Ipsilateral bronchiectasis of the affected lung is more common in UAPA. In our patient, bilateral bronchiectasis with severe restrictive pattern of pulmonary function test is noticed. Bilateral bronchiectasis is rare in UAPA patients, as till now only two cases were reported. Pathogenesis of bronchiectasis is probably due to poor perfusion of lung with decreased inflammatory cell migration, impaired ciliary motility, and mucus entrapment followed by secondary infection and bronchiectasis. Our patient had severe PAH, which could be due to two reasons: one of them is increased pulmonary blood flow to LPA leading to increased shear stress on vascular endothelium and increased endothelin production, and second reason is ventilation and perfusion mismatch causing hypoxia-induced vasoconstriction and PAH. In our patient, we observed reversible component of PAH on right heart catheterization study with oxygen supplementation.

Darwazah and Alhaddad reported 2 cases and also reviewed 13 UAPA patients with coronary collaterals in whom 54% had associated systemic collaterals similar to our patient, whereas rest of them had only coronary collaterals. Most of the times coronary collaterals are from LCX (61%) followed by right coronary artery (36%) and left anterior descending artery (3%).3 Later, Baştuğ et al reported a case of a 71-year-old woman with absent LPA and collateralization from all three major coronary arteries.4 According to reported literature, till now only 27 cases of UAPA with coronary collaterals were published and in addition to that our patient has a rare feature of bilateral bronchiectasis.

High index of suspicion is required to diagnose UAPA, otherwise delay or misdiagnosis can occur. Features that should alert for possibility of UAPA are chest radiograph showing unilateral decrease in pulmonary vascularity, echocardiographic failure to delineate branching pattern of pulmonary artery and failure to enter into one of the branches of main pulmonary artery during right heart catheterization, and HRCT chest showing features of unilateral pulmonary edema, unilateral bronchiectasis, and unilateral loss of lung volume with shift of mediastinal structures.5 CT pulmonary angiogram is the investigation of choice to diagnose UAPA. Coronary angiogram and aortogram will give information of major aortopulmonary collateral arteries to the affected lung.

There are no standard guidelines on the treatment of UAPA. Multiple surgical revascularization techniques have been tried such as end-to-end direct anastomosis and reconstruction of neo-pulmonary artery using ligamentum arteriosus, revascularization using saphenous vein graft, and prosthetic conduit.

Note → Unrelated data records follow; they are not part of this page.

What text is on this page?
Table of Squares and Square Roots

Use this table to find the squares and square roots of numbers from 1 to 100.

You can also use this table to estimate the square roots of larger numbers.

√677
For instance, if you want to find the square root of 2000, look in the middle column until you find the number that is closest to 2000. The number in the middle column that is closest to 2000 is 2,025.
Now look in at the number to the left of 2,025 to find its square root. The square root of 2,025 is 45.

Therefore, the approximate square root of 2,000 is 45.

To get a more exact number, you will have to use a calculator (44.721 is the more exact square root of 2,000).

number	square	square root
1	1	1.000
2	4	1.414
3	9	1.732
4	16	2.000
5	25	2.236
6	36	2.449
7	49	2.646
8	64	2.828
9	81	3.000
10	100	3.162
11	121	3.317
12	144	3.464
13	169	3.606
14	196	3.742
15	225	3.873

Patients with recurrent pulmonary infections and massive hemoptysis can be treated with lobectomy or pneumonectomy and selective embolization of systemic collaterals, respectively.6 Patients in whom revascularization is difficult and with moderate-to-severe PAH causing symptoms can be managed with antipulmonary artery hypertension drugs as in our case.7

Conclusion

Delayed presentation of UAPA in the middle age group is not uncommon. Coexistent lung pathology can mislead and delay its diagnosis. Hence, it is imperative to evaluate pulmonary vascular abnormality in patients having bronchiectasis with unusual cyanosis and disproportionate PAH.